Part of the Kurdish Revolution was based on the realization that oppression in Turkey is deeply linked to ethnic issues, and on claiming Kurdishness as a legitimate identity. Given the historical affinity that we have just presented, even if only preliminarily, similar questions were also part of the Brazilian intellectual and militant trajectory. The contributions of Lélia Gonzalez, for example, justify this approach. The author questioned the idea of a "Brazilian identity" as something natural and democratic. Her argument is supported by the experience of black women who, as an indispensable factor in the process that established a state and consolidated national identity, were deprived of the right to their own collective histories and cultural roots. In other words, in Brazil too, it is possible to observe that in the attempt to unify the nation, the state legitimizes racial, class and gender oppressions. In this sense, Hesen himself noted: the state needs nationalism, gender and class oppression in order to exist.


Therefore, if the Kurdish proposal aims to solve problems similar to ours, it is feasible to consider the potential of Rojava's political orientation for the Brazilian case. It's not a question, of course, of following the same Kurdish program, but of understanding what our processes are, as Hesen pointed out during the meetings.


Finally, understanding Democratic Confederalism in its ideological dimension is fundamental to realizing the relevance of this political orientation to the Brazilian reality. As we have argued, an alternative perspective to the national state - which, as Öcalan pointed out in the Kurdish case, is not the solution, but part of the problem - is fundamental to a social horizon that aims for the cultural, linguistic and religious coexistence of all peoples. Thus, one of the greatest contributions of the Kurdish revolution for us to reflect on possible solutions for the Brazilian case is less about replicating Democratic Confederalism as a political model and more about broadening our interpretations of the worlds and peoples in struggle.

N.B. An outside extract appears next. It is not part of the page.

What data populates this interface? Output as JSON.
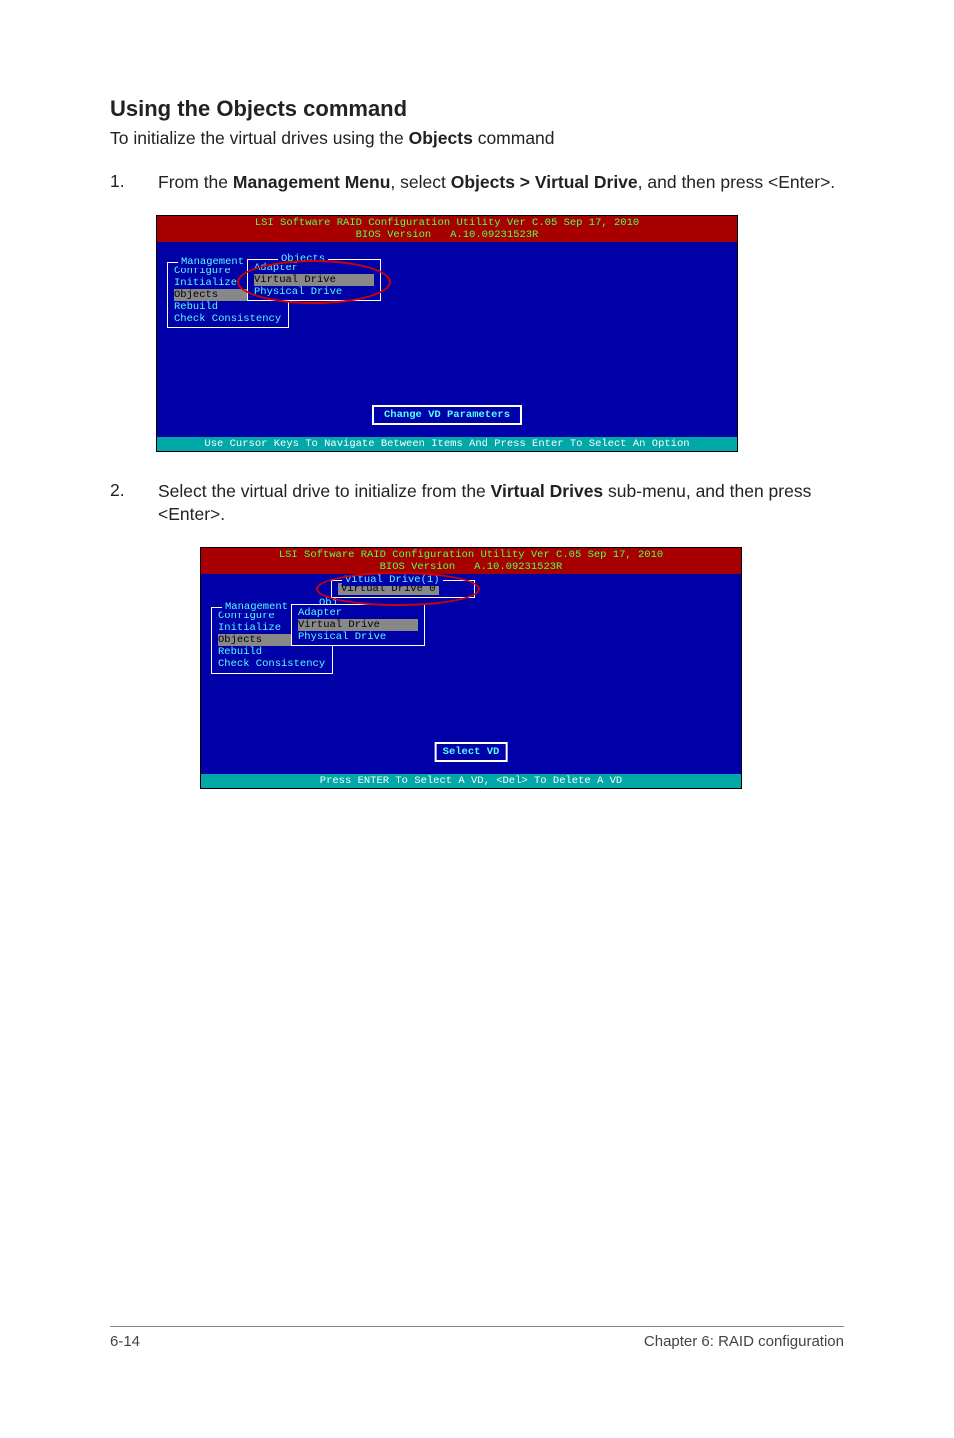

Too often, both the Kurdish people and the indigenous peoples of Brazil have their revolutionary potential hijacked by socialist perspectives frozen in the Soviet model. The experience of Rojava and Hesen Koçer's public lectures show that the Kurdish revolution has a transformative force that is consistent with the issues of our time. The turn of the century demanded that the conceptions of freedom that corroborate the creation of a national state be overcome, and the Kurdish people of Rojava - like other examples around the world - showed themselves ready to take on this historic task. We just have to be ready to recognize it.